L’équipe a également demandé l’autorisation de procéder à des prises de sang, ce que 1 206 participants ont fait. Ils ont mesuré des biomarqueurs tels que le cholestérol, le risque de diabète et l’hypertension, mais n’ont constaté aucun changement significatif. « Personnellement, je ne m’attendais pas à constater à si court terme un changement réel de la santé physique », a déclaré Elizabeth Rhodes. « Surtout dans le cas de cette population qui a peut-être eu un accès limité aux soins pendant longtemps. » Ce que les chercheurs ont observé, c’est une légère augmentation de la probabilité qu’une personne ait recours à des soins de santé, comme une visite chez le dentiste.
Google a financé une étude sur le revenu de base universel et le sans-abrisme qui se déroulera bientôt dans la région de la baie de San Francisco. OpenResearch a également apporté son expertise pour aider les représentants de l’État de l’Illinois à adopter en 2019 une loi qui empêche les participants à des études sur les transferts d’argent non financés par le gouvernement de perdre leurs avantages existants.
On ignore si Sam Altman prévoit de continuer à financer la recherche sur le revenu de base universel. OpenResearch a soutenu d’autres projets qui ont finalement été abandonnés, comme une plateforme de promotion des essais cliniques covid-19. La société a déclaré qu’elle continuerait à collecter des fonds pour poursuivre ses travaux sur l’aide financière et peut-être commencer à étudier l’inégalité médicale. Au début du mois, OpenAI a annoncé un partenariat avec l’entreprise de bien-être Thrive Global pour créer un coach de santé personnalisé par l’IA.

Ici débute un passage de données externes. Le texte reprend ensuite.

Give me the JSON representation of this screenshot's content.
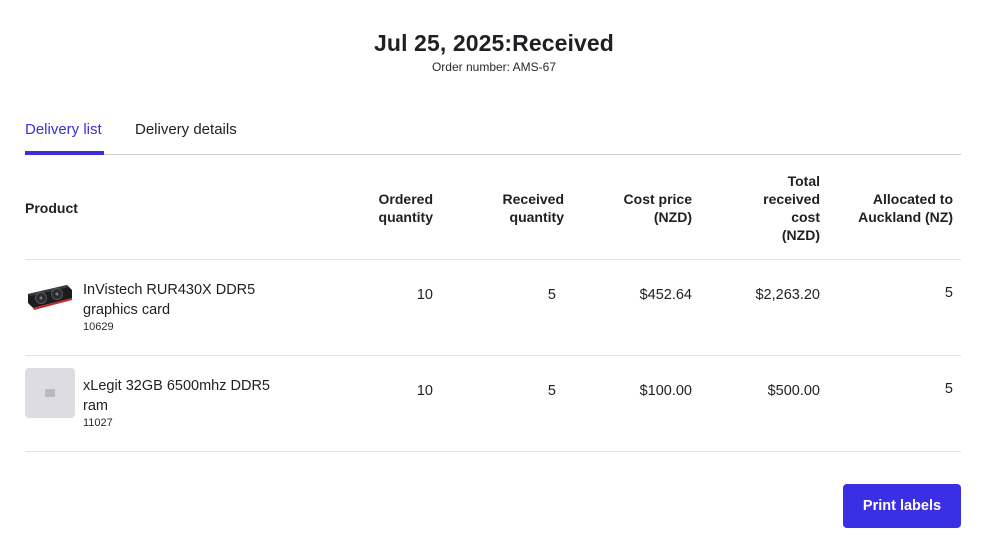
{
  "header": {
    "title": "Jul 25, 2025:Received",
    "order_number": "Order number: AMS-67"
  },
  "tabs": [
    {
      "label": "Delivery list",
      "active": true
    },
    {
      "label": "Delivery details",
      "active": false
    }
  ],
  "table": {
    "columns": {
      "product": "Product",
      "ordered_1": "Ordered",
      "ordered_2": "quantity",
      "received_1": "Received",
      "received_2": "quantity",
      "cost_1": "Cost price",
      "cost_2": "(NZD)",
      "total_1": "Total",
      "total_2": "received",
      "total_3": "cost",
      "total_4": "(NZD)",
      "allocated_1": "Allocated to",
      "allocated_2": "Auckland (NZ)"
    },
    "rows": [
      {
        "name": "InVistech RUR430X DDR5 graphics card",
        "sku": "10629",
        "image": "graphics-card-photo",
        "ordered": "10",
        "received": "5",
        "cost": "$452.64",
        "total": "$2,263.20",
        "allocated": "5"
      },
      {
        "name": "xLegit 32GB 6500mhz DDR5 ram",
        "sku": "11027",
        "image": "image-placeholder-icon",
        "ordered": "10",
        "received": "5",
        "cost": "$100.00",
        "total": "$500.00",
        "allocated": "5"
      }
    ]
  },
  "actions": {
    "print_labels": "Print labels"
  },
  "colors": {
    "accent": "#3b2fd6",
    "button": "#3b2fe6",
    "text": "#1f1f24",
    "divider": "#e3e3e6"
  }
}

Entre-temps, le point de vue de Sam Altman sur le revenu de base universel semble évoluer. Il y a quelques mois, il a lancé une nouvelle idée pour l’humanité : des dividendes financiers que « tout le monde » recevrait de grands modèles de langage comme ChatGPT. Il n’a pas expliqué comment ni pourquoi cela fonctionnerait, mais a décidé de l’appeler « calcul universel de base ».